La construction du village ne peut être expliquée de manière exhaustive du fait de la disparition d'une grande partie des archives historiques ayant été brûlées ou bien perdues lors des deux Guerres mondiales. Cependant, plusieurs informations peuvent être trouvées dans le livre de Pierre Estivandier "Saulcy sur Meurthe et le Val de Galilée". Ainsi, grâce à ce livre, on apprend que la première trace écrite de Saulcy sur Meurthe ne remonte qu'à 1188. Le village est alors une dépendance du Val de Galilée, bien qu'il possède déjà à ce moment une identité propre puisqu'il se nomme "SALZEIS". Les origines du nom de Saulcy sur Meurthe proviennent de l'appellation d'un arbre nommé "l'aune" ou "le saule Marsault". C'est pourquoi lorsque plusieurs hommes découvrirent que l'écorce de l'aune était un remède efficace contre le fièvre des marais, ils s'établirent dans les terres basses où l'eau affluait de toute part. "Mais au centre de leur vie, demeurait la colline, le mont de la lune, dont le nom transcrit en grec, devint ANOSELENE, avant d'être changé graduellement, d'une variation dialécticale à l'autre, en ANOZEL."(Saulcy sur Meurthe et le Val de Galilée - Pierre Estivandier)". Anozel est actuellement le nom d'un quartier de Saulcy sur Meurthe, c'est donc à partir de ce moment que des hommes décidèrent de fonder une communauté qui petit à petit se transformera en un village dont le nom, après s'être orthographié de 28 façons différentes jusqu'en 1854, deviendra finalement "Saulcy sur Meurthe".

 

René Fonck

Né le 27 Mars 1894 à Saulcy sur Meurthe, René Fonck est d'abord tisserand puis apprenti mécanicien (chez Gantois).

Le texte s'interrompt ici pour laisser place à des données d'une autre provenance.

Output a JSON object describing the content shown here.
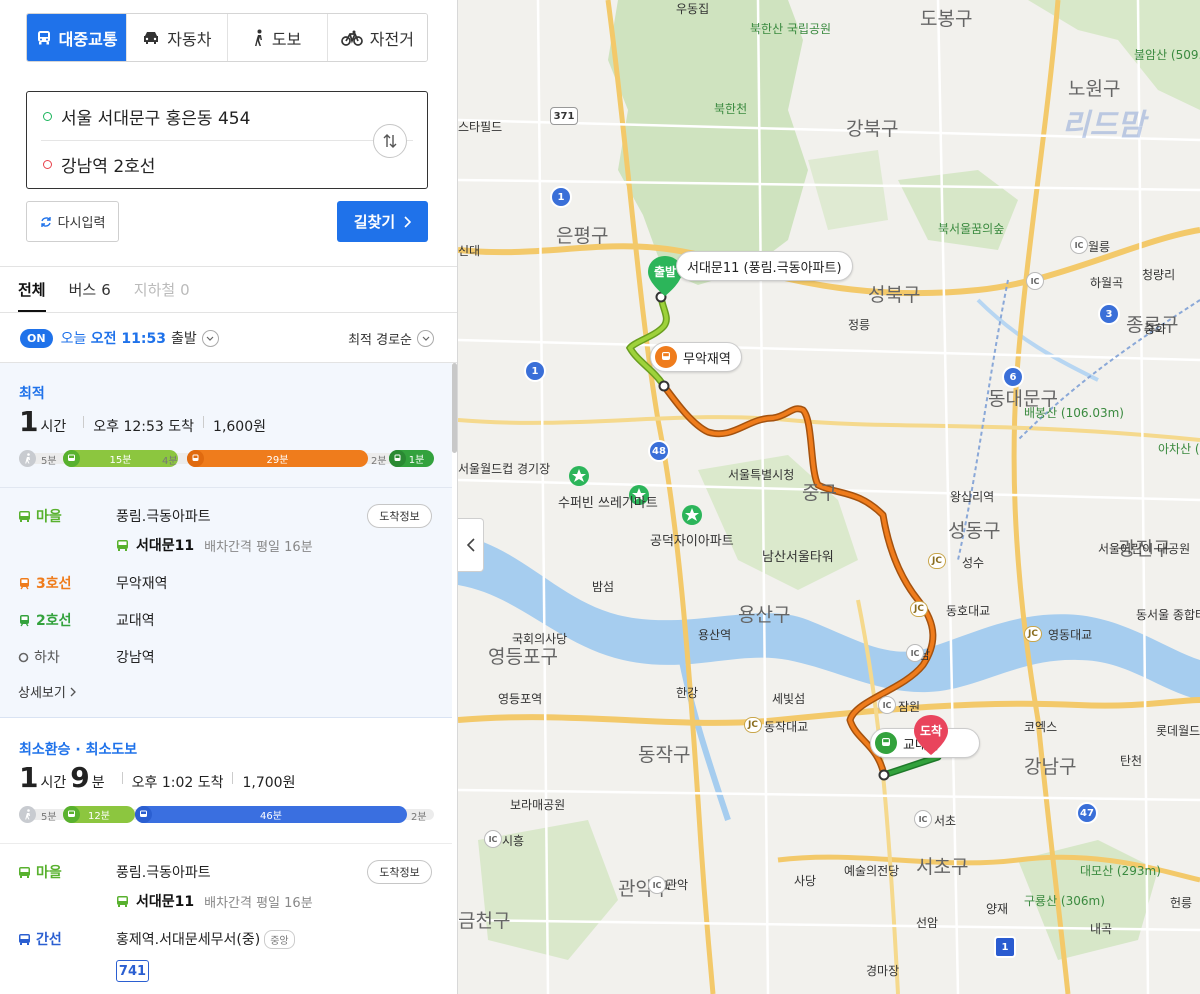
{
  "modes": [
    {
      "label": "대중교통",
      "icon": "bus-icon",
      "active": true
    },
    {
      "label": "자동차",
      "icon": "car-icon",
      "active": false
    },
    {
      "label": "도보",
      "icon": "walk-icon",
      "active": false
    },
    {
      "label": "자전거",
      "icon": "bicycle-icon",
      "active": false
    }
  ],
  "route": {
    "origin": "서울 서대문구 홍은동 454",
    "destination": "강남역 2호선"
  },
  "actions": {
    "reset": "다시입력",
    "search": "길찾기"
  },
  "tabs": [
    {
      "label": "전체",
      "count": ""
    },
    {
      "label": "버스",
      "count": "6"
    },
    {
      "label": "지하철",
      "count": "0"
    }
  ],
  "departure": {
    "on_badge": "ON",
    "day": "오늘",
    "time": "오전 11:53",
    "suffix": "출발",
    "sort": "최적 경로순"
  },
  "results": [
    {
      "label": "최적",
      "hours": "1",
      "hours_unit": "시간",
      "minutes": "",
      "minutes_unit": "",
      "arrival": "오후 12:53 도착",
      "fare": "1,600원",
      "bar": [
        {
          "type": "walk",
          "minutes": "5분"
        },
        {
          "type": "village-bus",
          "minutes": "15분"
        },
        {
          "type": "walk",
          "minutes": "4분"
        },
        {
          "type": "line3",
          "minutes": "29분"
        },
        {
          "type": "walk",
          "minutes": "2분"
        },
        {
          "type": "line2",
          "minutes": "1분"
        }
      ],
      "steps": [
        {
          "kind": "마을",
          "place": "풍림.극동아파트",
          "color": "#58b12e"
        },
        {
          "kind": "3호선",
          "place": "무악재역",
          "color": "#ef7c1c"
        },
        {
          "kind": "2호선",
          "place": "교대역",
          "color": "#33a23d"
        },
        {
          "kind": "하차",
          "place": "강남역",
          "color": "#555555"
        }
      ],
      "bus": {
        "name": "서대문11",
        "interval": "배차간격 평일 16분"
      },
      "arrival_info": "도착정보",
      "detail": "상세보기"
    },
    {
      "label": "최소환승 · 최소도보",
      "hours": "1",
      "hours_unit": "시간",
      "minutes": "9",
      "minutes_unit": "분",
      "arrival": "오후 1:02 도착",
      "fare": "1,700원",
      "bar": [
        {
          "type": "walk",
          "minutes": "5분"
        },
        {
          "type": "village-bus",
          "minutes": "12분"
        },
        {
          "type": "trunk-bus",
          "minutes": "46분"
        },
        {
          "type": "walk",
          "minutes": "2분"
        }
      ],
      "steps": [
        {
          "kind": "마을",
          "place": "풍림.극동아파트",
          "color": "#58b12e"
        },
        {
          "kind": "간선",
          "place": "홍제역.서대문세무서(중)",
          "color": "#2b5fd1",
          "tag": "중앙"
        }
      ],
      "bus": {
        "name": "서대문11",
        "interval": "배차간격 평일 16분"
      },
      "bus2": "741",
      "arrival_info": "도착정보"
    }
  ],
  "map": {
    "districts": [
      "도봉구",
      "노원구",
      "강북구",
      "은평구",
      "성북구",
      "동대문구",
      "종로구",
      "중구",
      "성동구",
      "용산구",
      "영등포구",
      "동작구",
      "강남구",
      "서초구",
      "관악구",
      "금천구",
      "광진구"
    ],
    "pois": [
      "우동집",
      "북한산 국립공원",
      "불암산 (509.6m)",
      "스타필드",
      "북한천",
      "북서울꿈의숲",
      "정릉",
      "하월곡",
      "월릉",
      "중화",
      "청량리",
      "배봉산 (106.03m)",
      "서울월드컵 경기장",
      "수퍼빈 쓰레기마트",
      "공덕자이아파트",
      "서울특별시청",
      "왕십리역",
      "남산서울타워",
      "서울어린이 대공원",
      "국회의사당",
      "밤섬",
      "용산역",
      "영등포역",
      "한강",
      "세빛섬",
      "동작대교",
      "동호대교",
      "영동대교",
      "성수",
      "한남",
      "잠원",
      "교대역",
      "코엑스",
      "롯데월드",
      "탄천",
      "보라매공원",
      "시흥",
      "서초",
      "예술의전당",
      "사당",
      "양재",
      "관악",
      "선암",
      "구룡산 (306m)",
      "대모산 (293m)",
      "경마장",
      "내곡",
      "헌릉",
      "동서울 종합터미널",
      "아차산 (295.7m)",
      "신대"
    ],
    "route_labels": {
      "start_pin": "출발",
      "start_stop": "서대문11 (풍림.극동아파트)",
      "transfer": "무악재역",
      "end_pin": "도착",
      "end_stop": "교대역"
    },
    "road_numbers": [
      "371",
      "1",
      "1",
      "48",
      "3",
      "6",
      "47",
      "1"
    ],
    "junctions": [
      "JC",
      "JC",
      "JC",
      "JC",
      "IC",
      "IC",
      "IC",
      "IC",
      "IC",
      "IC",
      "IC"
    ],
    "watermark": "리드맘"
  }
}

Appelé sous les drapeaux le 22 Août 1914, il est versé au 11ème régiment du génie d'Epinal où il fait ses classes. Fasciné par les exploits des aviateurs depuis longtemps, il réussit à intégrer l'aviation début 1915. Elève pilote à l'école Caudron du Crotoy, il débute dans l'escadrille d'observation C47 à Corcieux. René Fonck est l'As des As Français et Alliés de la guerre 1914-18 avec 127 victoires dont 75 homologuées. Versé au groupé de combat 12 ou "groupe des cigognes", plus précisément à l'escadrille 103, il abat jusqu'à six avions en une seule journée (9 Mai et 26 Septembre 1918). Il termine la guerre avec tous les honneurs, portant la Croix de Guerre 1914-1918 à 28 palmes et une étoile (la plus "chargée" à ce jour). Député des Vosges de 1919 à 1924 il rédige ses mémoires "Mes Combats" et ses vues sur l'aviation militaire et civile dans "L'aviation et la sécurité française". En 1926, il tente la traversée de l'Atlantique sur le S-35 en collaboration avec Igor Sikorsky mais la tentative échoue : l'avion s'écrase au décollage tuant deux membres de l'expédition. Colonel d'aviation il entre au service du gouvernement du Maréchal Pétain. C'est lui qui prendra contact avec une vieille connaissance, Goering, afin d'organiser la rencontre de Montoire d'Octobre 1940. Devenu suspect aux yeux Allemands par ses interventions au profit de résistants et par son opposition à Laval, il n'en sera pas moins arrêté en Septembre 1944 par les Forces de Libération avant d'être libéré sans charge à son encontre. Retiré de toute vie publique après la Libération, il se consacre à la gestion de son entreprise d'engrais de Saulcy sur Meurthe et meurt à 59 ans le 18 Juin 1953 à Paris. Il est inhumé au cimetière de Saulcy sur Meurthe, son village natal.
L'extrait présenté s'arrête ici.